When I was suffering from depression, I just felt totally unmotivated (not a normal thing for me). I didn’t have the will or energy to do work I really love to do or anything really. I felt flat and emotionally and physically drained. I had lots of negative thoughts. I saw things from a very negative perspective (not normal for me). However, most people (and especially those who don’t know me intimately) would not have known this. In public I tried to put on a happy face and got on with what I had to do but when I got home, I was teary, irritable and just felt very lost and unsure. How do other people feel? I don’t know. However, I think if you suspect you are depressed, you should seek professional help. You deserve to feel good about your life.

chewhorse's avatar

It doesn’t ‘feel’ like anything, that’s why it’s so difficult to discover.. Only others can detect it (from the irratic ways that the depressed acts in relation to their character) but during these times a depressed person will not believe others thus they continue their ways until something clicks within THEM to seek help.

GracieT's avatar

It was hard for me to tell whether or not I was depressed. I felt VERY happy and on top of the world and invincible for months and I rarely slept. I also had a habit of spending money. Then I suddenly started to be upset most of the time, things which I used to be crazy about suddenly were not interesting in the least.
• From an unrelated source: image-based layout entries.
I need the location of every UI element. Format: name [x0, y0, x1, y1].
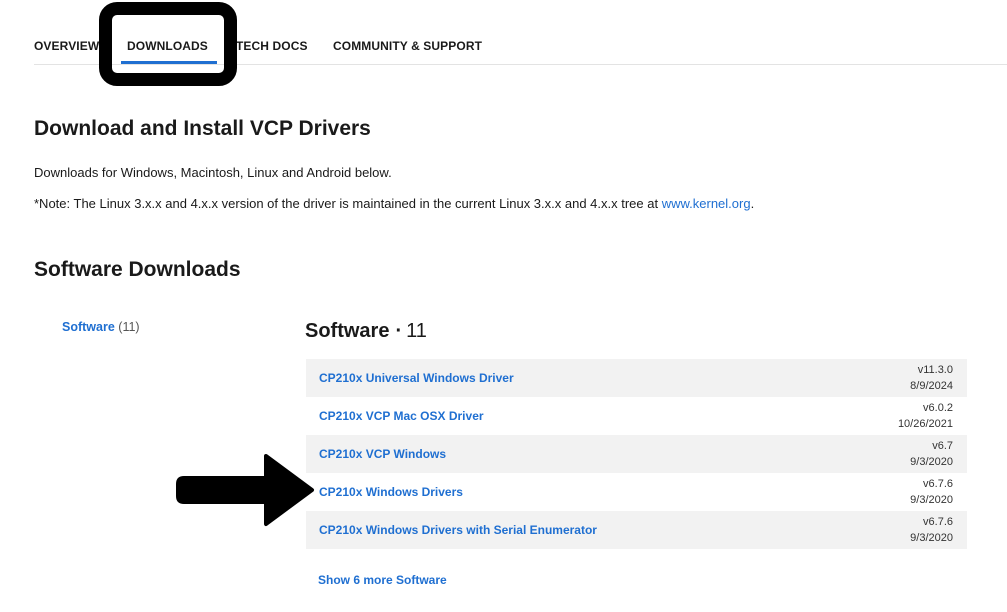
software-list: CP210x Universal Windows Driver v11.3.0 …: [306, 359, 967, 549]
annotation-arrow-icon: [176, 454, 314, 526]
software-link[interactable]: CP210x VCP Mac OSX Driver: [319, 409, 484, 423]
software-date: 8/9/2024: [910, 380, 953, 392]
software-row: CP210x Windows Drivers v6.7.6 9/3/2020: [306, 473, 967, 511]
software-link[interactable]: CP210x VCP Windows: [319, 447, 446, 461]
linux-note-end: .: [750, 196, 755, 211]
software-version: v6.7: [932, 440, 953, 452]
annotation-highlight-box: [99, 2, 237, 86]
tab-tech-docs[interactable]: TECH DOCS: [236, 39, 308, 53]
software-section-count: 11: [406, 320, 427, 342]
software-section-label: Software: [305, 320, 390, 342]
tab-overview[interactable]: OVERVIEW: [34, 39, 99, 53]
category-filter: Software (11): [62, 320, 140, 334]
software-row: CP210x VCP Mac OSX Driver v6.0.2 10/26/2…: [306, 397, 967, 435]
linux-note: *Note: The Linux 3.x.x and 4.x.x version…: [34, 196, 754, 211]
software-link[interactable]: CP210x Windows Drivers with Serial Enume…: [319, 523, 597, 537]
show-more-software-link[interactable]: Show 6 more Software: [318, 573, 447, 587]
software-version: v6.0.2: [923, 402, 953, 414]
software-version: v6.7.6: [923, 478, 953, 490]
software-row: CP210x VCP Windows v6.7 9/3/2020: [306, 435, 967, 473]
intro-text: Downloads for Windows, Macintosh, Linux …: [34, 165, 392, 180]
filter-software-link[interactable]: Software: [62, 320, 115, 334]
page-title: Download and Install VCP Drivers: [34, 117, 371, 140]
linux-note-text: *Note: The Linux 3.x.x and 4.x.x version…: [34, 196, 662, 211]
software-row: CP210x Windows Drivers with Serial Enume…: [306, 511, 967, 549]
tab-community-support[interactable]: COMMUNITY & SUPPORT: [333, 39, 482, 53]
section-separator: ·: [395, 320, 403, 342]
software-link[interactable]: CP210x Universal Windows Driver: [319, 371, 514, 385]
software-row: CP210x Universal Windows Driver v11.3.0 …: [306, 359, 967, 397]
filter-software-count: (11): [118, 320, 140, 334]
software-link[interactable]: CP210x Windows Drivers: [319, 485, 463, 499]
software-version: v11.3.0: [917, 364, 953, 376]
software-date: 9/3/2020: [910, 456, 953, 468]
software-date: 9/3/2020: [910, 494, 953, 506]
software-version: v6.7.6: [923, 516, 953, 528]
software-date: 9/3/2020: [910, 532, 953, 544]
kernel-org-link[interactable]: www.kernel.org: [662, 196, 751, 211]
software-date: 10/26/2021: [897, 418, 953, 430]
software-section-title: Software · 11: [305, 320, 427, 343]
software-downloads-heading: Software Downloads: [34, 258, 241, 281]
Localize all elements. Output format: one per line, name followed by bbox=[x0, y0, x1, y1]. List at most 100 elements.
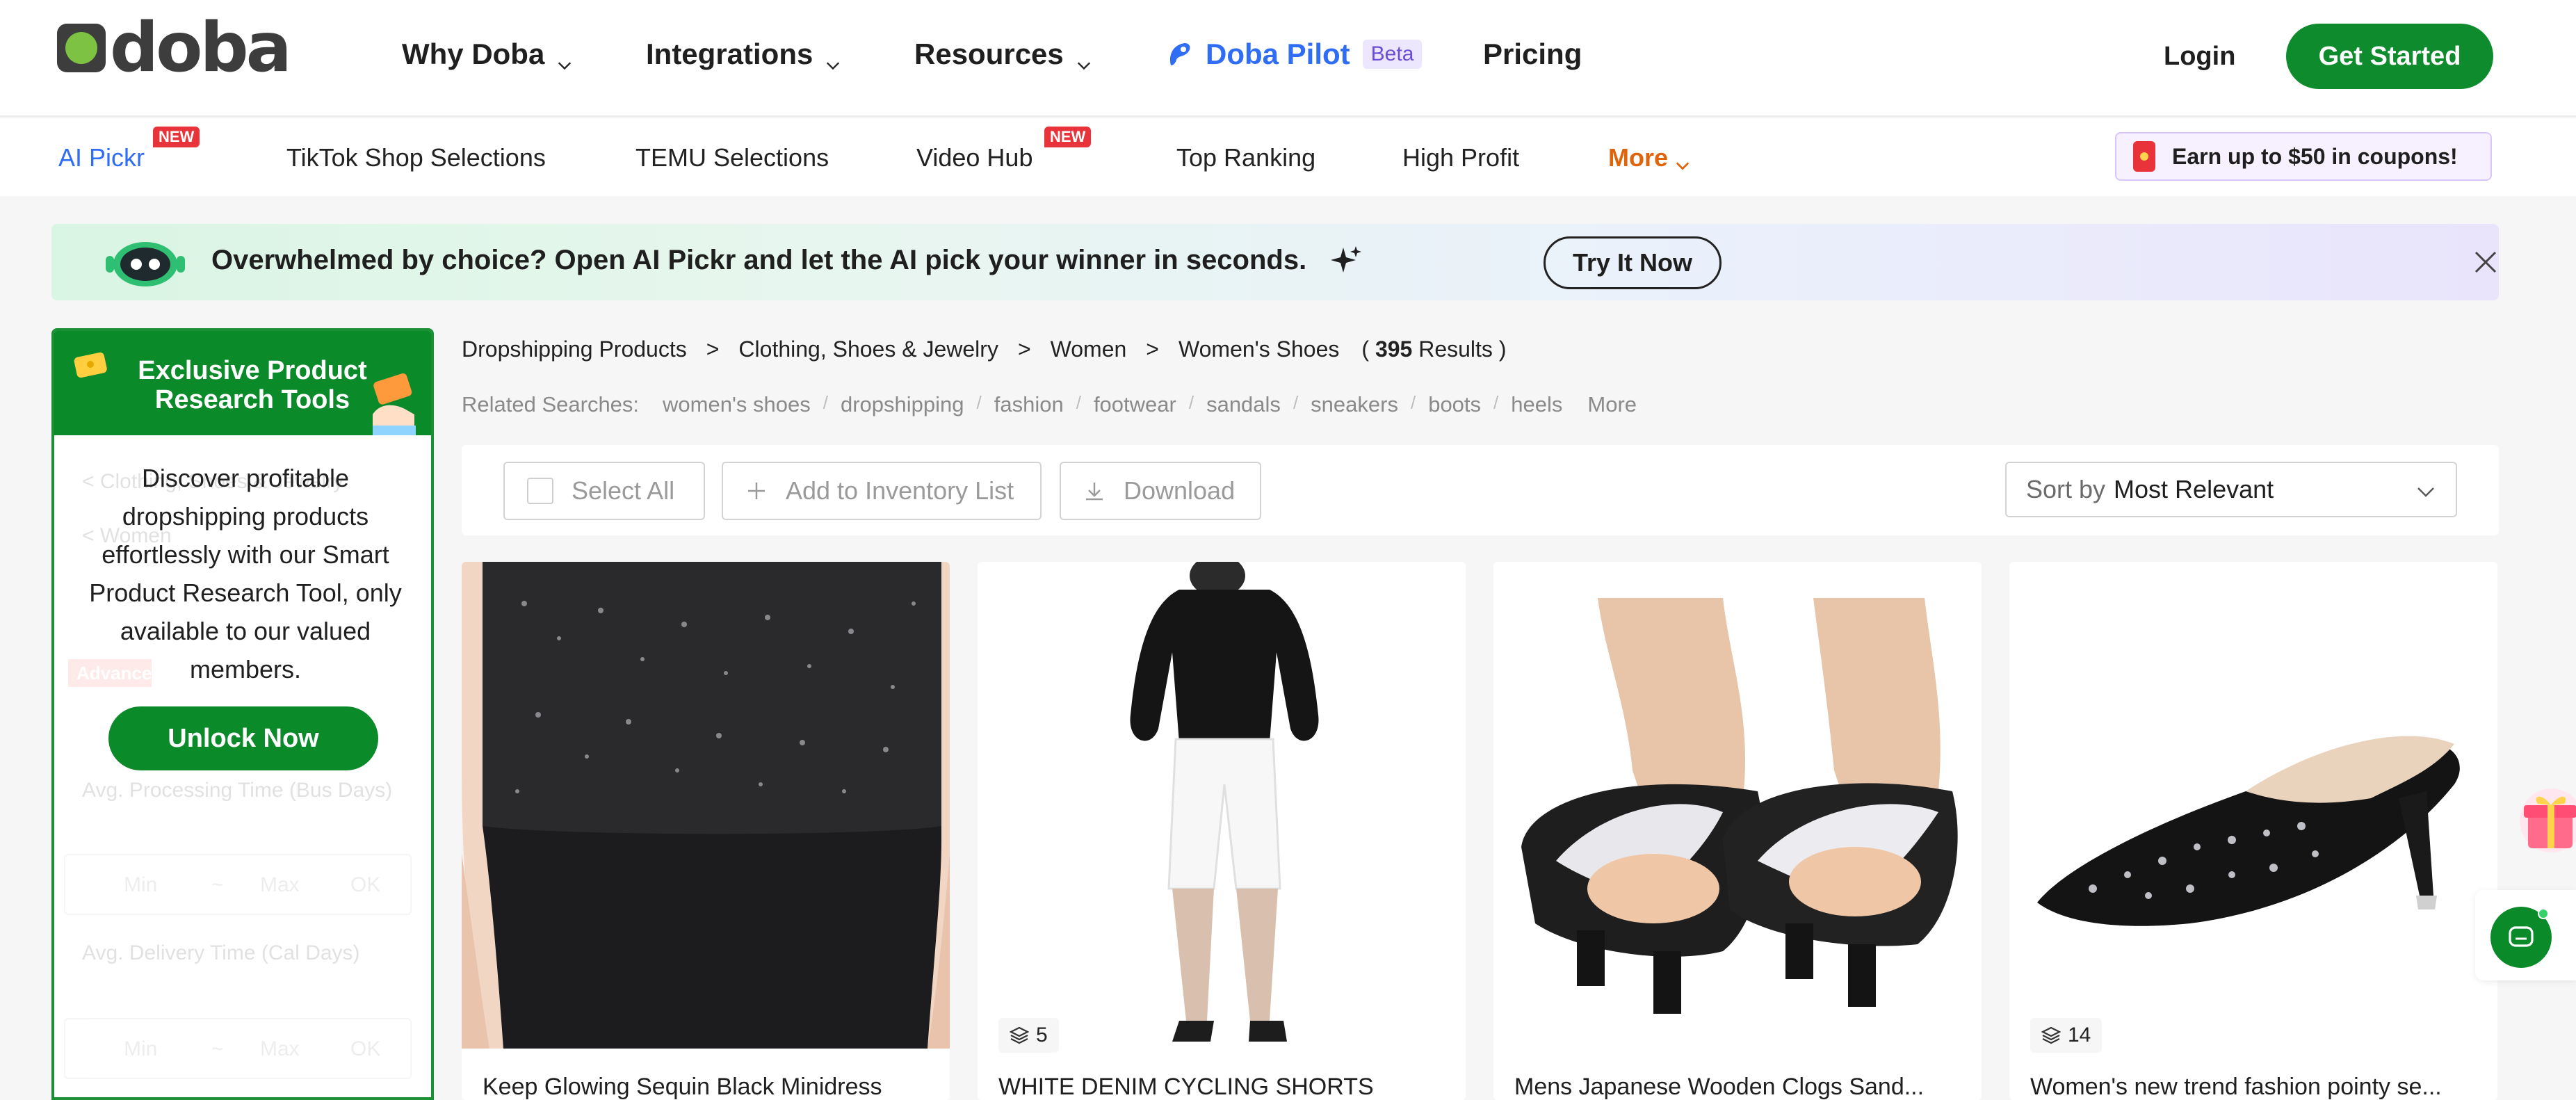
related-more-link[interactable]: More bbox=[1587, 392, 1637, 417]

I cried all of the time and thought of suicide. After I found out about manic depression (as bipolar illness was called back then) I ran to a doctor. She was pretty sure that I was sick. She put me on medication and I didn’t have the cycles anymore. Unfortunately medicine and bodies don’t agree forever. You may need to move to different medications or strengths, but there are appropriate medications for both conditions.

emeraldisles's avatar

Like you don’t want to get out of bed, you feel exhausted all the time, have no interest in anything. Everything feels like a lot.